SmaCC Tutorial

This is a walk-through tutorial to demonstrate some features of SmaCC, the Smalltalk Compiler Compiler, as we incrementally develop a simple calculator. If you haven't already done so, you will first need to load the source. Once you have loaded the code, you need to open the SmaCC Parser Generator. In VisualWorks, it is under Tools menu. Dolphin has it in the additional tools folder. Here's the UI running under Dolphin:

Our first calculator is going to be relatively simple. It is going to take two numbers and add them together. To start things off, we have to tell the scanner how to recognize a number. It starts with one or more digits, possibly followed by an decimal point with zero or more digits after it. The scanner definition for this token is:

<number>        :       [0-9]+ (\. [0-9]*) ? ;

Let's go over each part:

Expression Description
<number> Names the token. The name inside the <> must be a legal Smalltalk variable name.
: Separates the name of the token from the token's definition.
[0-9] Matches any single character in the range '0' to '9' (a digit). We could also use \d or <isDigit> as these also match digits.
+ Matches the previous expression one or more times. In this case, we are matching one or more digits.
( ... ) Groups subexpressions. In this case we are grouping the decimal point and the numbers following the decimal point.
\. Matches the '.' character (. has a special meaning in regular expressions, \ quotes it).
* Matches the previous expression zero or more times.
? Matches the previous expression zero or one time (i.e., it is optional).
; Terminates a token specification.

We don't want to have to worry about whitespace in our language, so we need to define what a whitespace is and to ignore it. To do this, enter the following token specification on the next line:

<whitespace>    :       \s+;

\s matches any whitespace character (space, tab, linefeed, etc.). So how do we tell the scanner to ignore it? If you look in the SmaCCScanner class, you will find a method named #whitespace. If a scanner understands a method that has the same name as a token name, that method will get called whenever the scanner matches that kind of token. As you can see, the SmaCCScanner>>whitespace method eats whitespace. There is also a #comment method that behaves similarly. However, the SmaCCScanner>>comment method also stores the interval in the source where the comment occurred in the comments instance variable.

The only other token that will appear in our system would be the '+' token for addition. However, since this is token is always the same, we can enter it directly in our production rules.
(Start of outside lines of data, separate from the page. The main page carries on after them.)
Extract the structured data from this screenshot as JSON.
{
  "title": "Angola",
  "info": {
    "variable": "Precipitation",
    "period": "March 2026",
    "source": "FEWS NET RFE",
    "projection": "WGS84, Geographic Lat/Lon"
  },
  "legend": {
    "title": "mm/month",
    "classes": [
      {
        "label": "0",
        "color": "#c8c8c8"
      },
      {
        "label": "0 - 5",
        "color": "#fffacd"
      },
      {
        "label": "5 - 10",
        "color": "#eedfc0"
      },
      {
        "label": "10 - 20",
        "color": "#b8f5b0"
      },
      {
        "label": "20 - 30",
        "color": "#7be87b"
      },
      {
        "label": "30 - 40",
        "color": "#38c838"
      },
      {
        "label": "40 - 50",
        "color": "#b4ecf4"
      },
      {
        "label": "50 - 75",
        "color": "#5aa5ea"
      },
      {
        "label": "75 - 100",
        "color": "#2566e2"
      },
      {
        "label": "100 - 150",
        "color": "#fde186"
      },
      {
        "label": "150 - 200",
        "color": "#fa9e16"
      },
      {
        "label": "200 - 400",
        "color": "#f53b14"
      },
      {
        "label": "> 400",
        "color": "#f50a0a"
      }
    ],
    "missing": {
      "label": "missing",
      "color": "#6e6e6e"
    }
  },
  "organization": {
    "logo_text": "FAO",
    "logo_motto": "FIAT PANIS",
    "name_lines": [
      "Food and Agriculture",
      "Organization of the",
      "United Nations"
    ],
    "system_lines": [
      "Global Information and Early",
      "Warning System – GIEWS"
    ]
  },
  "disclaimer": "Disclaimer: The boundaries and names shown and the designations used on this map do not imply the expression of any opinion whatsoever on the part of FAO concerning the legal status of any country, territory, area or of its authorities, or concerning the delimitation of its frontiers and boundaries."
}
Speaking of our grammar, let's go ahead and define it. Enter the following specification below your two previous rules:

Expression 
	: Expression "+" Number
	| Number
	;
Number 
	: <number>
	;

This basically says that an expressions is either a number or an expression added to a number. You should now have something that looks like:

We should be able to compile a parser now. First, we need to specify the scanner and parser classes to create. These are entered from the Options -- Scanner Class and Parser Class menu options. Use CalculatorScanner and CalculatorParser respectively. Once the class names are entered, we are ready to compile the parser. Select File Save or hit Ctrl+Shift+S. This will create new Smalltalk classes for the CalculatorScanner and CalculatorParser and compile several methods in those classes. All methods that SmaCC compiles will go into a "generated-*" method protocol. You should not change those methods or add new methods to the "generated-*" method protocols since they are replaced or deleted each time you compile.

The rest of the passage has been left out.